Si ces objets constituent de magnifiques traces de l’art gravettien caractéristique des chasseurs-cueilleurs, ce sont les formes proéminentes de ces femmes qui ont d’emblée marqué les esprits.
Que cela signifiait-il?
Souvent réduites à des rôles subalternes et clichés, les femmes du Paléolithique supérieur ont en effet – au mieux – été négligées dans les livres d’histoire. Le bassin, dont la taille permet de distinguer le squelette d’une femme de celui d’un homme, a toujours été très fragile et donc rarement retrouvé sur les sites de fouille, ce qui a longtemps donné l’impression que la gente masculine était majoritaire, comme lors de la découverte de « L’Homme de Menton », qui est en réalité « La Dame de Cavaillon ».

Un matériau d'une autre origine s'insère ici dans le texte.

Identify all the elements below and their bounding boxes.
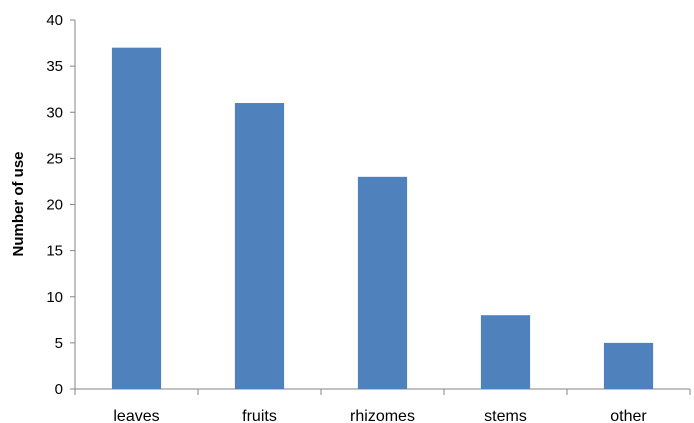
bar-fruits [234,103,285,390]
y-tick-label: 25 [46,150,63,167]
y-tick-label: 0 [55,381,63,398]
bars [111,47,654,390]
x-tick-label-rhizomes: rhizomes [350,408,415,423]
y-axis-title: Number of use [10,151,27,256]
bar-stems [480,315,531,389]
y-tick-label: 35 [46,58,63,75]
axes [70,19,691,395]
y-tick-labels: 0 5 10 15 20 25 30 35 40 [46,12,63,398]
x-tick-label-other: other [610,408,647,423]
y-tick-label: 5 [55,335,63,352]
bar-other [603,342,654,389]
x-tick-label-fruits: fruits [242,408,277,423]
y-tick-label: 15 [46,243,63,260]
x-tick-label-stems: stems [484,408,527,423]
y-tick-label: 10 [46,289,63,306]
x-tick-labels: leaves fruits rhizomes stems other [113,408,647,423]
bar-rhizomes [357,176,408,389]
y-tick-label: 30 [46,104,63,121]
y-tick-label: 20 [46,197,63,214]
y-tick-label: 40 [46,12,63,29]
x-tick-label-leaves: leaves [113,408,159,423]
bar-leaves [111,47,162,390]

Aujourd’hui, de nouvelles techniques d’analyse permettent heureusement d’identifier le sexe d’un fossile avec une très grande précision. Les archéologues peuvent donc désormais axer leurs recherches sur la place de la gente féminine au sein de ces sociétés. D’une certaine façon, c’est aussi l’occasion de se rendre enfin compte du rôle pluriel de la femme il y a des milliers d’années: respectée et honorée, mère, fine artisane, chasseresse ou encore artiste. Ce documentaire scientifique particulièrement riche en informations est doté d’interventions de paléogénéticien.nes, archéologues et autres préhistorien.nes de renom, mais aussi de séquences animées inspirées de l’univers du jeu Far Cry Primal d’Ubisoft.